- Leben mit Diabetes
Mit Kuscheleinheiten gegen den November-Blues
3 Minuten
Draußen ist es dunkel, nass und kalt geworden. Das November-Wetter ist nicht nur ungemütlich, sondern schlägt auch schnell aufs Gemüt. PD Dr. Martin Grunwald, Haptik-Forscher an der Medizinischen Fakultät der Universität Leipzig, hat ein einfaches Rezept dagegen: Wärme, Bewegung und regelmäßigen Körperkontakt. Schon eine zehnminütige Massage pro Tag kann die Stimmung deutlich aufhellen. Denn Berührungen und Körperinteraktion rufen komplexe neurobiologische Prozesse hervor.
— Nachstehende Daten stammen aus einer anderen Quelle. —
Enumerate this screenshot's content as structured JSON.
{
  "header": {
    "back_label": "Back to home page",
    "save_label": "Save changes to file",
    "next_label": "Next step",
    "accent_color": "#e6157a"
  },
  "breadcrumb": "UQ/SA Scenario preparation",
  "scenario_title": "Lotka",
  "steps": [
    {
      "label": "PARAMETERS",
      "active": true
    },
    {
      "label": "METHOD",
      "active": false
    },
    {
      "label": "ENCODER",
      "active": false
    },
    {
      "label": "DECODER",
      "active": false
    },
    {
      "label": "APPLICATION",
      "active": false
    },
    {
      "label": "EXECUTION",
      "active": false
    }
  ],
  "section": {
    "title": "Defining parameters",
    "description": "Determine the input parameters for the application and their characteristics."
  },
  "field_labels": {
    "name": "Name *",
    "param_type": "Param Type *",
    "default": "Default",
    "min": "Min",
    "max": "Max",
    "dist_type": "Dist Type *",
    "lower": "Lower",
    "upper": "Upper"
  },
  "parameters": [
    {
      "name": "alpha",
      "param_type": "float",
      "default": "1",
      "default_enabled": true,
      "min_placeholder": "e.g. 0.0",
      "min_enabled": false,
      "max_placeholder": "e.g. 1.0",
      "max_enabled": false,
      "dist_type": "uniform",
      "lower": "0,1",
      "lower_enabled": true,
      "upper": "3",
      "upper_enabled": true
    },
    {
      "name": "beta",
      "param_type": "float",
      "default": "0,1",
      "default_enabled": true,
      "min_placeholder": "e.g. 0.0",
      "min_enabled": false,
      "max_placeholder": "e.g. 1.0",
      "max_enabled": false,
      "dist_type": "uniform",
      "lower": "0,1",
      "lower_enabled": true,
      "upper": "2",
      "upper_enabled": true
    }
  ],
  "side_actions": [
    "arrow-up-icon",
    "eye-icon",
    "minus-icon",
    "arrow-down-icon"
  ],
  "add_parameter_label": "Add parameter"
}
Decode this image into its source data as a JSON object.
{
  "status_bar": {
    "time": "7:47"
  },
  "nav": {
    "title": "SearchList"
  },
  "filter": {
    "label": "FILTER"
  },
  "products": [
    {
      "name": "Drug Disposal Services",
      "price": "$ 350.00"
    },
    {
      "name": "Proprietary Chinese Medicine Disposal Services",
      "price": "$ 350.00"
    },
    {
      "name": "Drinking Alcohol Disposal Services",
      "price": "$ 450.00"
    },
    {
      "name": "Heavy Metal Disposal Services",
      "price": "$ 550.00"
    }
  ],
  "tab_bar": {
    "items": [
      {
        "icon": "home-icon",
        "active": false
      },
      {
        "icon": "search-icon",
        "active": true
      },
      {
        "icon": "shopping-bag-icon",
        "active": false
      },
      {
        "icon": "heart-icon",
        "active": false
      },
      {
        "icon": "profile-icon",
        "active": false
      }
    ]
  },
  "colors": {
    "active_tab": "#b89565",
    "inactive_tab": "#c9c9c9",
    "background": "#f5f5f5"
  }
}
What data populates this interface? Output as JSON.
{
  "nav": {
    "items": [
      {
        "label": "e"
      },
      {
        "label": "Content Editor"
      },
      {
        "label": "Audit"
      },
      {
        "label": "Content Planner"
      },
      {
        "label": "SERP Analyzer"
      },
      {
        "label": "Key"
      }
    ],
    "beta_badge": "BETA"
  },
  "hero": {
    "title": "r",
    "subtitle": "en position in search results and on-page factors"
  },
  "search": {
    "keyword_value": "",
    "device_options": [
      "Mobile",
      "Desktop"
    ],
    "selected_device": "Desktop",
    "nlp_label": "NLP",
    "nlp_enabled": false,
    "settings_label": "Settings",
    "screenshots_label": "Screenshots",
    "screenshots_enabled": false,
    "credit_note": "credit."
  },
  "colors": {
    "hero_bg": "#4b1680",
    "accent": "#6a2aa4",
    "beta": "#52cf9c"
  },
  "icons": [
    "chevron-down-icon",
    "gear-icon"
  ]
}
“Unser Tastsinnessystem wird gnadenlos unterschätzt”, da ist sich Dr. Martin Grunwald, Leiter des Haptik-Forschungslabors der Medizinischen Fakultät, sicher. “Viele glauben, der Tastsinn hilft mir lediglich im Dunkeln den Wecker zu finden und spielt ansonsten nur noch bei sexuellen Handlungen eine wichtige Rolle. Das ist durchaus richtig, aber es ist zugleich eine extreme Verkürzung der grundsätzlichen Lebensfunktionen dieses Sinnessystems.”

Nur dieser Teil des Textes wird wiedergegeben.